Food hijack by Islamic State fuels debate over transparency of aid [Le détournement de l’aide alimentaire par l’État islamique alimente le débat sur la transparence de l’aide]

Les informations publiées par Reuters au sujet du détournement de colis d’aide alimentaire des Nations Unies par les combattants de l’État islamique (EI) en Syrie ont suscité un débat dans les cercles humanitaires. Le phénomène n’est pas nouveau, comme l’a souligné IRIN dans un récent rapport de crise intitulé Aid and the Islamic State [Aide humanitaire et État islamique] et produit en collaboration avec le Groupe de politique humanitaire (Humanitarian Policy Group, HPG) de l’Institut de développement d’outre-mer (Overseas Development Institute, ODI). Les organisations sont réticentes à parler de leurs interactions avec les groupes militants, ce qui crée une certaine opacité autour de la fourniture d’aide. Dans ce contexte, les appels en faveur d’un débat plus ouvert sont de plus en plus nombreux.

À venir :

Embedding with Aid Agencies: Editorial Integrity and Security Risks [Collaborer avec les organisations d’aide humanitaire : intégrité éditoriale et risques sécuritaires]
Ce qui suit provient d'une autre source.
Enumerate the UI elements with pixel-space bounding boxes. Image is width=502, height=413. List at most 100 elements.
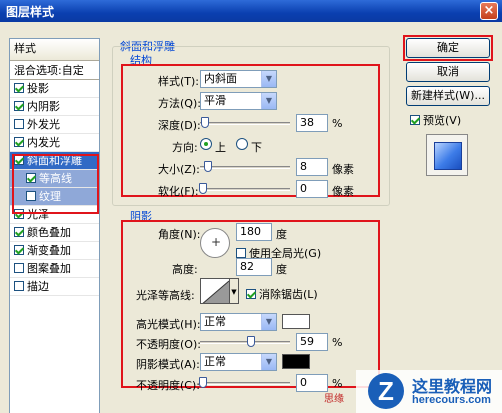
soften-unit: 像素 <box>332 185 354 198</box>
style-item-label: 纹理 <box>39 190 61 203</box>
angle-unit: 度 <box>276 228 287 241</box>
style-list-item[interactable]: 内阴影 <box>10 98 99 116</box>
style-item-label: 渐变叠加 <box>27 244 71 257</box>
depth-slider-thumb[interactable] <box>201 117 209 128</box>
new-style-button[interactable]: 新建样式(W)... <box>406 86 490 106</box>
ok-button[interactable]: 确定 <box>406 38 490 58</box>
style-preview <box>426 134 468 176</box>
angle-dial[interactable] <box>200 228 230 258</box>
soften-slider-thumb[interactable] <box>199 183 207 194</box>
highlight-opacity-input[interactable]: 59 <box>296 333 328 351</box>
preview-swatch <box>434 142 462 170</box>
style-list-item[interactable]: 投影 <box>10 80 99 98</box>
style-item-checkbox[interactable] <box>14 209 24 219</box>
style-list-item[interactable]: 颜色叠加 <box>10 224 99 242</box>
size-slider-thumb[interactable] <box>204 161 212 172</box>
angle-label: 角度(N): <box>158 228 201 241</box>
shadow-opacity-track[interactable] <box>200 382 290 385</box>
size-input[interactable]: 8 <box>296 158 328 176</box>
style-item-checkbox[interactable] <box>14 281 24 291</box>
preview-checkbox-row[interactable]: 预览(V) <box>410 112 461 128</box>
highlight-mode-select[interactable]: 正常 ▼ <box>200 313 277 331</box>
style-item-checkbox[interactable] <box>14 101 24 111</box>
shading-title: 阴影 <box>128 208 154 224</box>
size-slider-track[interactable] <box>200 166 290 169</box>
style-item-label: 等高线 <box>39 172 72 185</box>
chevron-down-icon: ▼ <box>261 71 276 87</box>
highlight-opacity-track[interactable] <box>200 341 290 344</box>
style-select-value: 内斜面 <box>204 72 237 85</box>
highlight-color-swatch[interactable] <box>282 314 310 329</box>
style-item-checkbox[interactable] <box>14 119 24 129</box>
dialog-body: 样式 混合选项:自定 投影 内阴影 外发光 内发光 斜面和浮雕 等高线 纹理 光泽 颜色叠加 渐变… <box>0 22 502 413</box>
soften-label: 软化(F): <box>158 185 199 198</box>
style-item-checkbox[interactable] <box>14 83 24 93</box>
style-item-label: 外发光 <box>27 118 60 131</box>
preview-checkbox[interactable] <box>410 115 420 125</box>
style-item-checkbox[interactable] <box>26 173 36 183</box>
style-list-item[interactable]: 描边 <box>10 278 99 296</box>
style-item-label: 内阴影 <box>27 100 60 113</box>
depth-label: 深度(D): <box>158 119 201 132</box>
style-item-checkbox[interactable] <box>14 155 24 165</box>
style-list-item[interactable]: 渐变叠加 <box>10 242 99 260</box>
technique-select[interactable]: 平滑 ▼ <box>200 92 277 110</box>
technique-label: 方法(Q): <box>158 97 201 110</box>
style-item-checkbox[interactable] <box>14 227 24 237</box>
highlight-opacity-thumb[interactable] <box>247 336 256 347</box>
soften-slider-track[interactable] <box>200 188 290 191</box>
antialias-checkbox-row[interactable]: 消除锯齿(L) <box>246 286 318 302</box>
antialias-checkbox[interactable] <box>246 289 256 299</box>
depth-slider-track[interactable] <box>200 122 290 125</box>
angle-input[interactable]: 180 <box>236 223 272 241</box>
watermark-en: herecours.com <box>412 394 491 406</box>
direction-down-radio[interactable] <box>236 138 248 150</box>
style-list-item[interactable]: 外发光 <box>10 116 99 134</box>
style-list-item[interactable]: 内发光 <box>10 134 99 152</box>
cancel-button[interactable]: 取消 <box>406 62 490 82</box>
style-select[interactable]: 内斜面 ▼ <box>200 70 277 88</box>
direction-up-label: 上 <box>215 141 226 154</box>
style-list-item[interactable]: 等高线 <box>10 170 99 188</box>
style-item-label: 颜色叠加 <box>27 226 71 239</box>
close-button[interactable]: × <box>480 2 498 20</box>
altitude-input[interactable]: 82 <box>236 258 272 276</box>
direction-up-radio[interactable] <box>200 138 212 150</box>
style-list-item[interactable]: 光泽 <box>10 206 99 224</box>
watermark: Z 这里教程网 herecours.com <box>356 370 502 413</box>
style-item-label: 图案叠加 <box>27 262 71 275</box>
highlight-mode-label: 高光模式(H): <box>136 318 201 331</box>
shadow-color-swatch[interactable] <box>282 354 310 369</box>
style-item-checkbox[interactable] <box>14 137 24 147</box>
global-light-checkbox[interactable] <box>236 248 246 258</box>
technique-select-value: 平滑 <box>204 94 226 107</box>
soften-input[interactable]: 0 <box>296 180 328 198</box>
watermark-signature: 思缘 <box>324 394 344 405</box>
style-label: 样式(T): <box>158 75 200 88</box>
depth-unit: % <box>332 117 343 130</box>
window-title: 图层样式 <box>6 5 55 19</box>
size-unit: 像素 <box>332 163 354 176</box>
style-item-checkbox[interactable] <box>26 191 36 201</box>
chevron-down-icon[interactable]: ▼ <box>230 278 239 304</box>
style-list-item[interactable]: 纹理 <box>10 188 99 206</box>
gloss-contour-picker[interactable] <box>200 278 230 304</box>
blend-options-item[interactable]: 混合选项:自定 <box>10 61 99 80</box>
contour-curve-icon <box>202 280 229 303</box>
shadow-mode-select[interactable]: 正常 ▼ <box>200 353 277 371</box>
style-item-checkbox[interactable] <box>14 245 24 255</box>
style-item-label: 斜面和浮雕 <box>27 154 82 167</box>
chevron-down-icon: ▼ <box>261 354 276 370</box>
shadow-opacity-unit: % <box>332 377 343 390</box>
style-list: 样式 混合选项:自定 投影 内阴影 外发光 内发光 斜面和浮雕 等高线 纹理 光泽 颜色叠加 渐变… <box>9 38 100 413</box>
shadow-opacity-label: 不透明度(C): <box>136 379 200 392</box>
style-list-item[interactable]: 图案叠加 <box>10 260 99 278</box>
altitude-unit: 度 <box>276 263 287 276</box>
shadow-mode-value: 正常 <box>204 355 226 368</box>
chevron-down-icon: ▼ <box>261 93 276 109</box>
shadow-opacity-thumb[interactable] <box>199 377 207 388</box>
style-item-checkbox[interactable] <box>14 263 24 273</box>
highlight-mode-value: 正常 <box>204 315 226 328</box>
style-list-item[interactable]: 斜面和浮雕 <box>10 152 99 170</box>
depth-input[interactable]: 38 <box>296 114 328 132</box>
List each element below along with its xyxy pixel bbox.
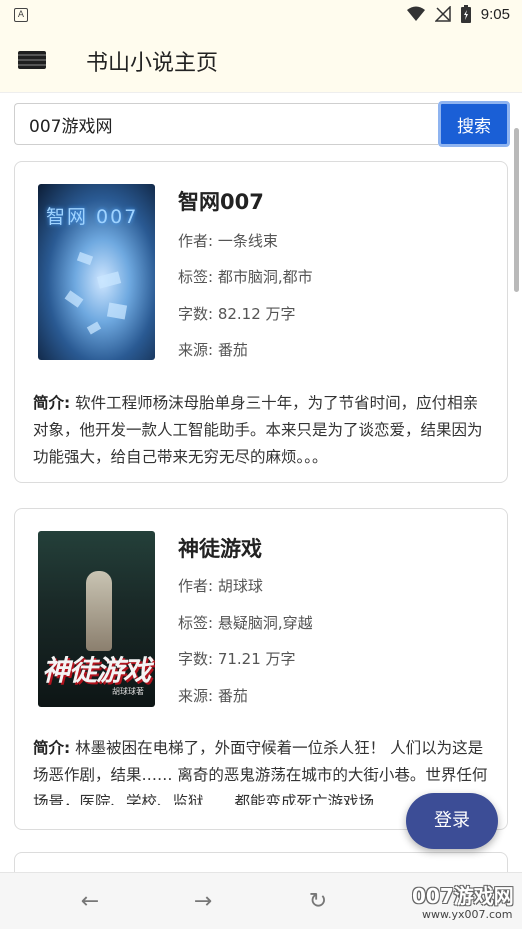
cover-figure (86, 571, 112, 651)
book-title[interactable]: 智网007 (178, 186, 264, 216)
status-bar: A 9:05 (0, 0, 522, 30)
book-author: 作者: 一条线束 (178, 232, 278, 250)
book-title[interactable]: 神徒游戏 (178, 533, 262, 563)
app-bar: 书山小说主页 (0, 30, 522, 93)
system-icons: 9:05 (406, 5, 510, 23)
book-card[interactable]: 神徒游戏 胡球球著 神徒游戏 作者: 胡球球 标签: 悬疑脑洞,穿越 字数: 7… (14, 508, 508, 830)
wifi-icon (406, 6, 425, 21)
book-author: 作者: 胡球球 (178, 577, 263, 595)
book-card[interactable]: 智网 007 智网007 作者: 一条线束 标签: 都市脑洞,都市 字数: 82… (14, 161, 508, 483)
scrollbar-thumb[interactable] (514, 128, 519, 292)
search-input[interactable] (14, 103, 438, 145)
watermark-logo: 007游戏网 (412, 884, 514, 908)
watermark-url: www.yx007.com (422, 908, 513, 921)
cover-subtitle: 胡球球著 (112, 687, 144, 696)
book-cover[interactable]: 神徒游戏 胡球球著 (38, 531, 155, 707)
no-signal-icon (434, 6, 451, 22)
cover-title: 神徒游戏 (42, 654, 151, 687)
book-source: 来源: 番茄 (178, 341, 248, 359)
cover-title: 智网 007 (46, 206, 139, 228)
status-time: 9:05 (480, 5, 510, 23)
app-indicator-icon: A (14, 8, 28, 22)
login-button[interactable]: 登录 (406, 793, 498, 849)
battery-icon (460, 5, 471, 23)
forward-arrow-icon[interactable]: → (188, 887, 218, 917)
search-button[interactable]: 搜索 (438, 101, 510, 147)
book-tags: 标签: 都市脑洞,都市 (178, 268, 313, 286)
refresh-icon[interactable]: ↻ (303, 887, 333, 917)
page-title: 书山小说主页 (86, 51, 219, 76)
watermark: 007游戏网 www.yx007.com (412, 880, 520, 926)
search-bar: 搜索 (14, 101, 510, 147)
book-intro: 简介: 软件工程师杨沫母胎单身三十年，为了节省时间，应付相亲对象，他开发一款人工… (33, 394, 483, 466)
menu-icon[interactable] (18, 51, 46, 69)
book-word-count: 字数: 82.12 万字 (178, 305, 296, 323)
back-arrow-icon[interactable]: ← (75, 887, 105, 917)
book-tags: 标签: 悬疑脑洞,穿越 (178, 614, 313, 632)
book-source: 来源: 番茄 (178, 687, 248, 705)
book-word-count: 字数: 71.21 万字 (178, 650, 296, 668)
book-cover[interactable]: 智网 007 (38, 184, 155, 360)
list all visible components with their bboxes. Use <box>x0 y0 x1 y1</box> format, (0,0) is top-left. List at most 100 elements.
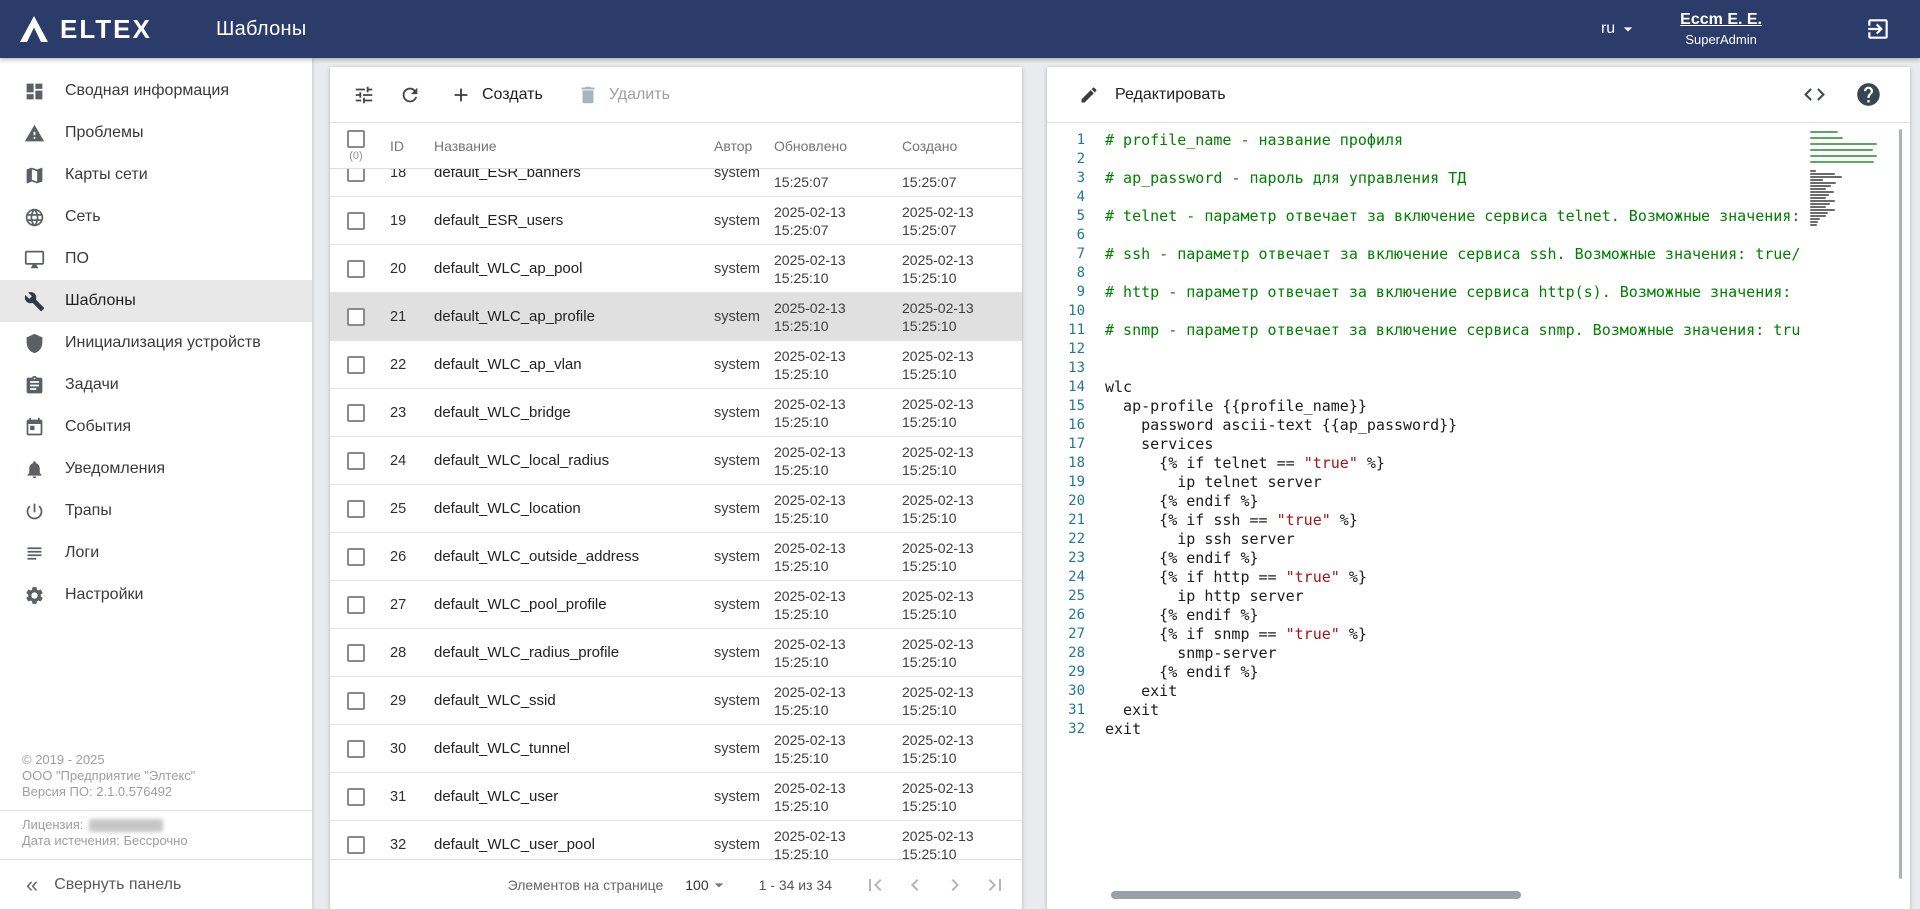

Mardi 10 février, 19 h GMT

Retrouvez le cofondateur et PDG d’IRIN Ben Parker au Frontline Club de Londres, où il animera une table ronde réunissant des journalistes et des spécialistes des communications pour aborder les risques associés à la dépendance des reporters envers les ONG. Les budgets réduits des organes de presse obligent aujourd’hui les journalistes à faire de plus en plus souvent appel aux ONG pour obtenir des informations sur ce qui se passe dans les régions difficiles d’accès. Comment cela affecte-t-il leur indépendance éditoriale ? Les invités de la table ronde sont : Polly Markandya, responsable des communications chez Médecins Sans Frontières (MSF), Lisa Reilly, coordonnatrice exécutive du Forum inter-agences européen sur la sécurité (European Interagency Security Forum, EISF), Michelle Bet, une ancienne journaliste qui travaille maintenant en collaboration avec les organisations humanitaires dans le domaine du développement de médias, et Siobhan Sinnerton, directrice des programmes sur les nouvelles et les affaires courantes pour la chaîne de télévision britannique Channel 4.

Une publication d’IRIN :

La leçon invisible d’Invisible Children

Dans ce deuxième article de notre chroniqueur invité, Paul Currion s’intéresse à la célèbre campagne KONY 2012 lancée par Invisible Children, une organisation militante basée aux États-Unis, et aux leçons que nous avons pu en tirer en matière de marketing de l’aide et de plaidoyer. M. Currion fait remarquer qu’un appel de fonds qui devient viral peut assurer une certaine visibilité, mais qu’il ne permet pas nécessairement de résoudre une crise.